Investors Offer to Buy GDB’s $2B Municipal Loan Portfolio
SAN JUAN — A group of foreign investors has let the Puerto Rico government know that it is interested in buying the Government Development Bank’s (GDB) municipal loan portfolio, which amounts to more than $2 billion.
However, after recently presenting a proposal to the administration of Gov. Ricardo Rosselló Nevares, as well as several mayors, the group is waiting for a response, despite the initial interest shown in the transaction, according to Randy Rivera, president of Premier Investment & Financial Services Group.
“This proposal has a myriad of virtues and we really do not know why it has not progressed,” said the banker during an exclusive interview with Caribbean Business.
For his part, GDB President Christian Sobrino said that although he received the proposal from Premier and shared it with the bank’s creditors, the investor group had yet to offer information solicited as to the identity of the investors behind the transaction.
“So far, they haven’t been able to tell who the investors are, where the money comes from,” said Sobrino, who added that because the GDB is under a restructuring support agreement (RSA), the bank is unable to dispose of its assets without the approval of a majority of its supporting creditors.
Premier was established late last year and is overseen by the local Financial Institutions Commissioner’s Office.
Rivera assured they have legal documentation that proves that the group of investors—which he described as “foreign”—has up to $10 billion in legally acquired and unencumbered funds.
He explained that the funds would initially go to buy the municipal loan portfolio and the remainder—as much as $750 million—would be available for future municipal financing.
At market value
The president of Premier said the proposed deal would contemplate a sale of the municipal loan portfolio at market value, which would need an analysis to determine the present value of these assets.
“That due diligence will determine, among other things, what the fair market value of that portfolio is. That’s what Premier will be willing to pay. I think that’s fair,” the banker said.
As for GDB’s Sobrino, he believes it is “problematic” that the group did not include in the proposal a suggested price, as well as an exclusivity clause demanded by Premier.
Rivera explained should Premier’s transaction occur, the money received by the GDB would be immediately available to pay the bank’s noteholders. The group would also be willing to pay the more than $700 million in municipal deposits trapped at the GDB.

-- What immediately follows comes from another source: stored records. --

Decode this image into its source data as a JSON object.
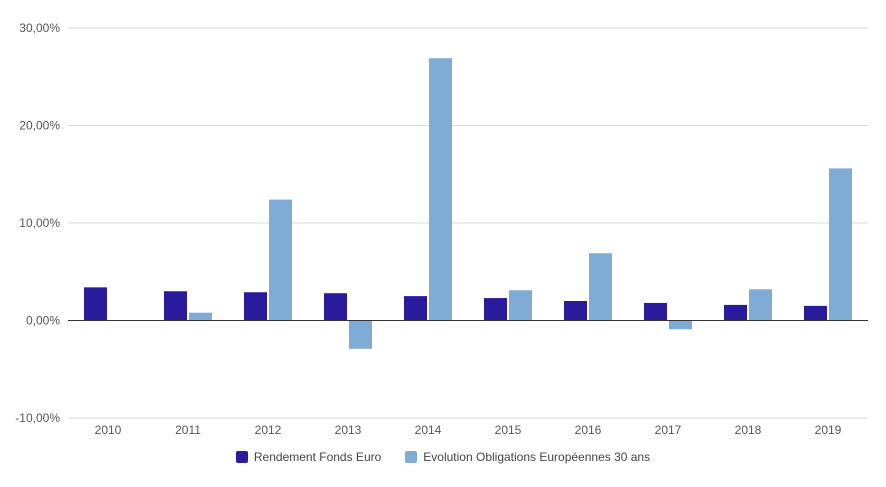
{
  "chart_data": {
    "type": "bar",
    "categories": [
      "2010",
      "2011",
      "2012",
      "2013",
      "2014",
      "2015",
      "2016",
      "2017",
      "2018",
      "2019"
    ],
    "series": [
      {
        "name": "Rendement Fonds Euro",
        "color": "#2a1a9c",
        "values": [
          3.4,
          3.0,
          2.9,
          2.8,
          2.5,
          2.3,
          2.0,
          1.8,
          1.6,
          1.5
        ]
      },
      {
        "name": "Evolution Obligations Européennes 30 ans",
        "color": "#7eacd6",
        "values": [
          0.0,
          0.8,
          12.4,
          -2.9,
          26.9,
          3.1,
          6.9,
          -0.9,
          3.2,
          15.6
        ]
      }
    ],
    "ylim": [
      -10,
      30
    ],
    "yticks": [
      -10,
      0,
      10,
      20,
      30
    ],
    "ytick_labels": [
      "-10,00%",
      "0,00%",
      "10,00%",
      "20,00%",
      "30,00%"
    ],
    "grid": true,
    "legend_position": "bottom",
    "xlabel": "",
    "ylabel": "",
    "title": ""
  }
}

What’s more, municipalities would be able to retrieve funds from loans that had been granted, but not disbursed.
“I think [creditors] are going to prefer that, and the central government should prefer this,” said Rivera, who warned that the transaction would require some legislative work, particularly to ensure the tax collection structure that serves as a repayment source for the GDB’s municipal loans.
‘Compatible’ with the RSA
When asked whether the transaction is compatible with the GDB’s RSA, the president of Premier said it would be “very easy to combine both solutions.”
“The RSA is an exchange of claims for bonds. If you execute [Premier’s proposal], the negotiation with the creditor would be, ‘I’ll give you [this money] upfront, because I have it in cash, and the difference would be in a bond.’ It would improve [the RSA] because they would have immediate cash,” Rivera stressed.
Sobrino said that to conduct a transaction such as Premier’s, it would have to be “a tremendous deal that offers the municipalities and [GDB’s] noteholders a better return than what is envisioned under the RSA.”
As for the RSA, Sobrino indicated that after recently surpassing the 50% creditor approval’s threshold, advisers to the island’s fiscal control board and the Financial Advisory & Fiscal Agency Authority are working on the documentation that will be presented to the entity created by the federal Promesa law.
The commonwealth seeks to have the board approve the RSA as a “qualifying modification,” as defined under Title VI of the federal statute. The deal involves an exchange mechanism for the bank’s debt load, through three new tranches. Haircuts would hover from 25% to 45%, depending on the tranche, and GDB assets, particularly the municipal loan portfolio, would pay for these new bonds.
“We believe that the exchange for municipalities constitutes a speculative…and losing transaction,” Rivera said about the RSA, in which municipalities would trade their deposit claims for one of the three proposed tranches.
Sobrino said that recent discussions with municipalities have taken place in a bid to secure their approval. “Some [mayors] have shown interest, others haven’t,” the GDB president said.